Côte d’Ivoire: Comprendre le conflit dans l’ouest du pays…

conflit à l'ouest, des déplacés

Côte d’Ivoire – Au fil des années le conflit dans l’ouest Ivoirien au lieu de se régler tant à devenir un vrai casse-tête Chinois qui ne trouve pas de solution au fil des régimes. Si le cacao fait la réputation de la Côte d’Ivoire, il crée plus de problème dans l’ouest du pays qui produit chaque année la majeure partie du Cacao Ivoirien.

« La terre source du conflit »

Pour comprendre la crise dans l’ouest Ivoirien il est impératif de remonter dans les 1980 ou une forte communauté de Baoulé immigre d’abords dans cette région pour l’exploitation des terres aux fins de créer des plantations de cacao et de café après que leur région soit devenu savane. Suivra les communautés malinké du nord et des étrangers en majorité Burkinabé venu conquérir ce nouveau eldorado vert. Il leur sera attribué des portions de terre par les autochtones pour la culture du café et du cacao. Cette immigration prenant de l’ampleur les premières inquiétudes vont être déjà signalées à cette époque par les populations autochtones qui se sont senti un peu envahi.

Ainsi le régime du président Houphouet Boigny, premier président de la république de Côte d’Ivoire qui encourageait l’exploitation des forêts vierges tranchera avec la célèbre phrase de l’époque « la terre appartient à celui qui la met en valeur »

Les populations sur place passèrent des « deals » sur les forêts cédée.

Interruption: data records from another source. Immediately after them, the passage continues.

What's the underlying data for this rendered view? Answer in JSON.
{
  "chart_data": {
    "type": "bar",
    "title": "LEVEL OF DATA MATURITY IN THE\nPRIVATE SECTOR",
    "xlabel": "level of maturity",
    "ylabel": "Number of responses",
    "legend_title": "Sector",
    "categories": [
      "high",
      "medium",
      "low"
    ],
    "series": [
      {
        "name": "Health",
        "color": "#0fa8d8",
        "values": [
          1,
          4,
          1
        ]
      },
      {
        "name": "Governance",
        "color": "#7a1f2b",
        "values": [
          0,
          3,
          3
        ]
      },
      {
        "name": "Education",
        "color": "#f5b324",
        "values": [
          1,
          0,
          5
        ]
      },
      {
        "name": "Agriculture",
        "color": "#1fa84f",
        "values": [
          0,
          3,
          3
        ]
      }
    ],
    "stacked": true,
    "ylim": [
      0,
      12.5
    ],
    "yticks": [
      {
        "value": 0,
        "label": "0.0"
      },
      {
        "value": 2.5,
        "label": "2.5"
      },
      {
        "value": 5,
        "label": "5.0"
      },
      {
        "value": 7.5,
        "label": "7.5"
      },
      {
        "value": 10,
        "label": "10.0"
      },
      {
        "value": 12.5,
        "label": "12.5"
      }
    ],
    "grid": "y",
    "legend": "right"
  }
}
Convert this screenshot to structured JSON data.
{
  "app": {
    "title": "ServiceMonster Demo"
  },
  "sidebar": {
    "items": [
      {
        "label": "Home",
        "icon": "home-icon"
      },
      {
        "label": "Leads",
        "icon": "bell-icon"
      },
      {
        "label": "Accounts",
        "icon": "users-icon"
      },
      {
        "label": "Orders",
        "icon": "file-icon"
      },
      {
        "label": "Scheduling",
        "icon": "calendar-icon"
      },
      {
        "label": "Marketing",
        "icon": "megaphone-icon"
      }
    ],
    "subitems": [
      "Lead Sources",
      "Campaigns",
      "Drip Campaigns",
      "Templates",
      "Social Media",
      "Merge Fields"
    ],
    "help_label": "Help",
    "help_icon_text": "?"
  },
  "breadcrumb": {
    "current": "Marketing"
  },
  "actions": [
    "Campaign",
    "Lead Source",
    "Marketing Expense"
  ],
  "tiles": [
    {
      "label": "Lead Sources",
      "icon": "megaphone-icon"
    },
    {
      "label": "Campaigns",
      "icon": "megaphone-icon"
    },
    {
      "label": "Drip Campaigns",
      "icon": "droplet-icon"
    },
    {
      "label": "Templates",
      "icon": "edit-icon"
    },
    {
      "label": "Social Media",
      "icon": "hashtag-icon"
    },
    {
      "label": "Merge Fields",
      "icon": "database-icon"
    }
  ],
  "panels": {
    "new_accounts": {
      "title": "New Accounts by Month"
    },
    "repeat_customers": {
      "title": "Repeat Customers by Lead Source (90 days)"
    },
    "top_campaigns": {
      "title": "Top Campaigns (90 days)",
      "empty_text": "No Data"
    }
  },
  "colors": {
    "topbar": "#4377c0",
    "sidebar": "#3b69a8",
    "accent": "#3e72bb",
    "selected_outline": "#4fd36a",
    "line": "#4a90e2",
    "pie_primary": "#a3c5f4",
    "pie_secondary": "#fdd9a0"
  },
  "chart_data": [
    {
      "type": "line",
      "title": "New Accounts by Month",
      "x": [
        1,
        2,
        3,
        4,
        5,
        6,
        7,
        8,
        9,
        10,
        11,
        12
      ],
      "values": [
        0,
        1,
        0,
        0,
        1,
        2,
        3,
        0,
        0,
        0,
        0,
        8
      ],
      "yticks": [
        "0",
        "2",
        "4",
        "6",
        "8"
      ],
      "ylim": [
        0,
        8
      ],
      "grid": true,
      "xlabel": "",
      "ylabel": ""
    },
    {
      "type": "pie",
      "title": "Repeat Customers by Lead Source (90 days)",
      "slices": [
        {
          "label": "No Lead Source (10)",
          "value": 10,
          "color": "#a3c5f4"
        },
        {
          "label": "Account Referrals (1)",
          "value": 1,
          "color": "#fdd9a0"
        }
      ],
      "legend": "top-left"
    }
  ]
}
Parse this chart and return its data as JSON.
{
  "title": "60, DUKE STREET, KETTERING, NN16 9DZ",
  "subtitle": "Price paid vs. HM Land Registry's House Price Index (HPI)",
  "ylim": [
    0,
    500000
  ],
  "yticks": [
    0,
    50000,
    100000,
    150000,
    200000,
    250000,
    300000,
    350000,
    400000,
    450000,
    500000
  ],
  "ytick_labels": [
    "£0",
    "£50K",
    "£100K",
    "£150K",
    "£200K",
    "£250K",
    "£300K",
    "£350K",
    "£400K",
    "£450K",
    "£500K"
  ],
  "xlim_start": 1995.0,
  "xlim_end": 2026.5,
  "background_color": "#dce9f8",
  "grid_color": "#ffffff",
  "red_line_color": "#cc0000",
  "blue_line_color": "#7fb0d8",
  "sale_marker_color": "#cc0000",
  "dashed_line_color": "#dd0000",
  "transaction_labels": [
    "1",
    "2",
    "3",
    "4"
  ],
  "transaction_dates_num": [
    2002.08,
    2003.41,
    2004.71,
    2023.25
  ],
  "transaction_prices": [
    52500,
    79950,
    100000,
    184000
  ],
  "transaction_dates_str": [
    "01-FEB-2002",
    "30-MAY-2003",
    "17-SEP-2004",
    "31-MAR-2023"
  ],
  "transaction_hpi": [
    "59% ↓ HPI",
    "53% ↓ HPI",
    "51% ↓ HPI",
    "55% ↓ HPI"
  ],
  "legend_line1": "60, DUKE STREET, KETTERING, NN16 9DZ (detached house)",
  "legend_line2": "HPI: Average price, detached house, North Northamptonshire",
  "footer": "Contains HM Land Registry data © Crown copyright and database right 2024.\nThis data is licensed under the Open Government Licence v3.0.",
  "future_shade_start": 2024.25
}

De la vente des portions de forêt en passant par le partage des récoltes tout y était pour un arrangement gagnant-gagnant entre les populations autochtones et allogènes. Les années ont passé et les accords d’hier seront remis en cause par la jeune génération autochtones qui renient ces accords passés avec leurs aînés en revendiquant l’entièreté du patrimoine foncier familial.

Les insuffisances des différentes lois foncières rurales et le jeu trouble des politiciens font basculer la cohésion sociale à l’ouest du pays. Ainsi naissent les premiers conflits dans cette zone géographique de la côte d’Ivoire. Les politiciens s’en saisiront pour l’exploiter dans le jeu politique afin de drainer de nouveaux sympathisants pour certain et conserver un bastion pour d’autre. L’année 1995 sonne le glas des premières violences dans l’ouest forestier sur fond de contestation électorale entre Baoulé et Guéré, ainsi donc on déplorait les premiers morts de ce conflit casse tête chinois.

Alire aussi: Dans le conflit de la forêt à l’ouest…

La situation n’ayant pas trouvé de solution va s’accentuer jusqu’à la crise de 2002 ou les milices Guéré feront la lois expropriant « les étrangers » de leurs plantations. Le pouvoir ayant changé de main depuis le 11 avril 2011 « les victimes » d’hier prennent leur revanche en régnant en grand maître sur la région. Les FRCI composés en majorités de malinké et de Dozos constituent le bras séculier de cette revanche qui ne dit pas son nom.

Le temps de la crise post-électorale est passé et les FRCI qui régnaient en maître sont rentré dans les rangs, la situation du pays s’étant stabilisée. Mais contre toute attente à la veille de cette nouvelle campagne cacaoyère resurgit une nouvelle crise foncière ou les autochtones réclament à nouveau que leur hôtes plis bagage pour entrer « chez eux »

Le drame de ces derniers jours devrait interpeller plus d’un pour trouver une solution définitive à la crise du foncier rurale qui est à la base de la grave crise Ivoirienne.